679 Tsukushi earthquake
- Magnitude: 6.5~7.5 M_{w};
- Epicenter: Northern Kyushu
- Areas affected: Kyushu, Japan

= 679 Tsukushi earthquake =

Earthquake in Kyushu, Japan

The 679 Tsukushi earthquake was a major earthquake that occurred in northern Kyushu during the late Asuka period (Hakuho period). It is described in the Nihon Shoki and is the oldest historical earthquake in Japan whose epicenter is roughly known.
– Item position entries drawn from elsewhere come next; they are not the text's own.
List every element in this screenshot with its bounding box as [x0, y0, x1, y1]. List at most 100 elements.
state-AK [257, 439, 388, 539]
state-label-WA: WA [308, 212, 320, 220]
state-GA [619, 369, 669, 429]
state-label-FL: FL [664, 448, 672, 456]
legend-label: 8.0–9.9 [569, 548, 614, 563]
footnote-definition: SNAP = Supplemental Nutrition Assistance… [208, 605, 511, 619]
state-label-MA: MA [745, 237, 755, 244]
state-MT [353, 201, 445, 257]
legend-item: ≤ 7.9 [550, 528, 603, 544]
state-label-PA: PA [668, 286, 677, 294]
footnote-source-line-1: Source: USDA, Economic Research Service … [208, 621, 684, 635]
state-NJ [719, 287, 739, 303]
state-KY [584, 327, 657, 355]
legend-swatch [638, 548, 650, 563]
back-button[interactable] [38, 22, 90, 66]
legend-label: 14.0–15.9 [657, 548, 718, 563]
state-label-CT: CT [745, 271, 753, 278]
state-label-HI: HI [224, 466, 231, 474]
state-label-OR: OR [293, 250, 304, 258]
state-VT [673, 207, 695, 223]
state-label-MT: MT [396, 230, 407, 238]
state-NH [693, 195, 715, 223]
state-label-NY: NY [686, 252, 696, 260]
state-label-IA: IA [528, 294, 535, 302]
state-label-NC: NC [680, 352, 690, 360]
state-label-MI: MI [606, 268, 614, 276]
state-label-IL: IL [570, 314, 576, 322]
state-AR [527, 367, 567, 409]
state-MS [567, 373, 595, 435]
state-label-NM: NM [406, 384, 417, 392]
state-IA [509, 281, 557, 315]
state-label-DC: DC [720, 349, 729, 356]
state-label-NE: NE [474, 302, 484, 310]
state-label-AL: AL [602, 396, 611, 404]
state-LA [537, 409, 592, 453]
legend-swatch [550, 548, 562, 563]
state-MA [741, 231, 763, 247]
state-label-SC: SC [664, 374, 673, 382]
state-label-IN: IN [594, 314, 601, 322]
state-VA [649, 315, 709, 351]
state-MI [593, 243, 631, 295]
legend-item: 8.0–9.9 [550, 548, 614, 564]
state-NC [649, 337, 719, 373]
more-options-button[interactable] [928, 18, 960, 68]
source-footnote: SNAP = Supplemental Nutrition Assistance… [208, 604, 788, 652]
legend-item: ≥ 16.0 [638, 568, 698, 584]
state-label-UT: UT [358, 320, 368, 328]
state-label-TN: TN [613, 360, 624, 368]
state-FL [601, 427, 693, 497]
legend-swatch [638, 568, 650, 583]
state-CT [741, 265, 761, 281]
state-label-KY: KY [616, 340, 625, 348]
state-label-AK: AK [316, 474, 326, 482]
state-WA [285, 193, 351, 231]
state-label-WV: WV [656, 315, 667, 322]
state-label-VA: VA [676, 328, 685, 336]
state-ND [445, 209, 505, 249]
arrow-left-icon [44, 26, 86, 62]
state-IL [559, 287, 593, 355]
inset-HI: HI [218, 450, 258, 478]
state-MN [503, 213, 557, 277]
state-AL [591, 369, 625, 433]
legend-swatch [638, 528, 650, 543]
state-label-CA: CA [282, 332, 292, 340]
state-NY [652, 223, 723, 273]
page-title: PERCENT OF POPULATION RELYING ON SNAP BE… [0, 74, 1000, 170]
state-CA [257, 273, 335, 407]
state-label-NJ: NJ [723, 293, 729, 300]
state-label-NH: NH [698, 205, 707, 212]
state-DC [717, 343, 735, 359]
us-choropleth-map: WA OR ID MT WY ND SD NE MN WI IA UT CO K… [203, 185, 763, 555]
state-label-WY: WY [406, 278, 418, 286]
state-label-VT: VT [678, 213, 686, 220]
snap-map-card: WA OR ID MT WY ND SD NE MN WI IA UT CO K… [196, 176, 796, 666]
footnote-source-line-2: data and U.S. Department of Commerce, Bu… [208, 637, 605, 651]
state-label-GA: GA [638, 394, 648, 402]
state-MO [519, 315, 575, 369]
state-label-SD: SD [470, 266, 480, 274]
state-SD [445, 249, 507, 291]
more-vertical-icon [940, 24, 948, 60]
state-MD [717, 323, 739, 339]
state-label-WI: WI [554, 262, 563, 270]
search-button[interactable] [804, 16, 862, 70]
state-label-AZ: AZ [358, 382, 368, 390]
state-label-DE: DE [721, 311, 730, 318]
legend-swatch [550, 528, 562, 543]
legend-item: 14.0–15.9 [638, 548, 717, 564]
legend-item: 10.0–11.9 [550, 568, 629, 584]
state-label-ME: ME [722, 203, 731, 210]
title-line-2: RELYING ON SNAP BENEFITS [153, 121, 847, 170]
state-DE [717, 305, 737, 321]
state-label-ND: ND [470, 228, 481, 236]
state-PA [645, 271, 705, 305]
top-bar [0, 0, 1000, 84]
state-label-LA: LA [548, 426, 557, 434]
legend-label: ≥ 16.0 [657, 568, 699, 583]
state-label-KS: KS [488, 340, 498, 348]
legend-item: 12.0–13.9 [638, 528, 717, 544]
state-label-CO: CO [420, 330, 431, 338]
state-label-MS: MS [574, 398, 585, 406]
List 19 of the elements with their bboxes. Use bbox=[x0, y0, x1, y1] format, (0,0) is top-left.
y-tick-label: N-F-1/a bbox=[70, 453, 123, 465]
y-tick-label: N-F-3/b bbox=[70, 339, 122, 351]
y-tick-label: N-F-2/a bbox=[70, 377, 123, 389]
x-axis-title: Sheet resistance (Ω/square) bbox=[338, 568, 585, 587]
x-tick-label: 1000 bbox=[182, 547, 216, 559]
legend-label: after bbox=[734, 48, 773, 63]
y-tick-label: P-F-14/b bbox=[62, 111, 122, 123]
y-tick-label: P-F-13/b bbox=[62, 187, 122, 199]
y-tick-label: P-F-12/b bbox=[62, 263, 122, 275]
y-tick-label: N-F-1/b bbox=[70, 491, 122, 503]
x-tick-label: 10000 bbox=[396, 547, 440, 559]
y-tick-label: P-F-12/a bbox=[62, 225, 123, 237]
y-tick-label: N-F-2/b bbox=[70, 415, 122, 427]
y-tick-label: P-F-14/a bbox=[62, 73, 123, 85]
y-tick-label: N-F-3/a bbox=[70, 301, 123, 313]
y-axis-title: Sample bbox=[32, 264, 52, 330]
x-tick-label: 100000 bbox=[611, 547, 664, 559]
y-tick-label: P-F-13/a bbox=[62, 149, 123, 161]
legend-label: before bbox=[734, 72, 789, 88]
In the Nihon Shoki, descriptions of earthquakes frequently appear around the time of the earthquake. Approximately six years after this earthquake, a massive earthquake along the Nankai Trough, occurred.

== Earthquake records ==
During the 7th year of Emperor Tenmu's reign, between December (Julian calendar: 18 January – 15 February 679; Gregorian calendar: 21 January – 18 February 679), a major earthquake occurred, centered in the Tsukushi Province. The exact date of the earthquake is unknown.

A ground fissure 6 m wide and over 10 km long was formed, destroying several homes in the villages. Hills also collapsed, and houses on top of them moved without being destroyed, while the residents did not notice the collapse of the hills and were shocked to discover it the next morning.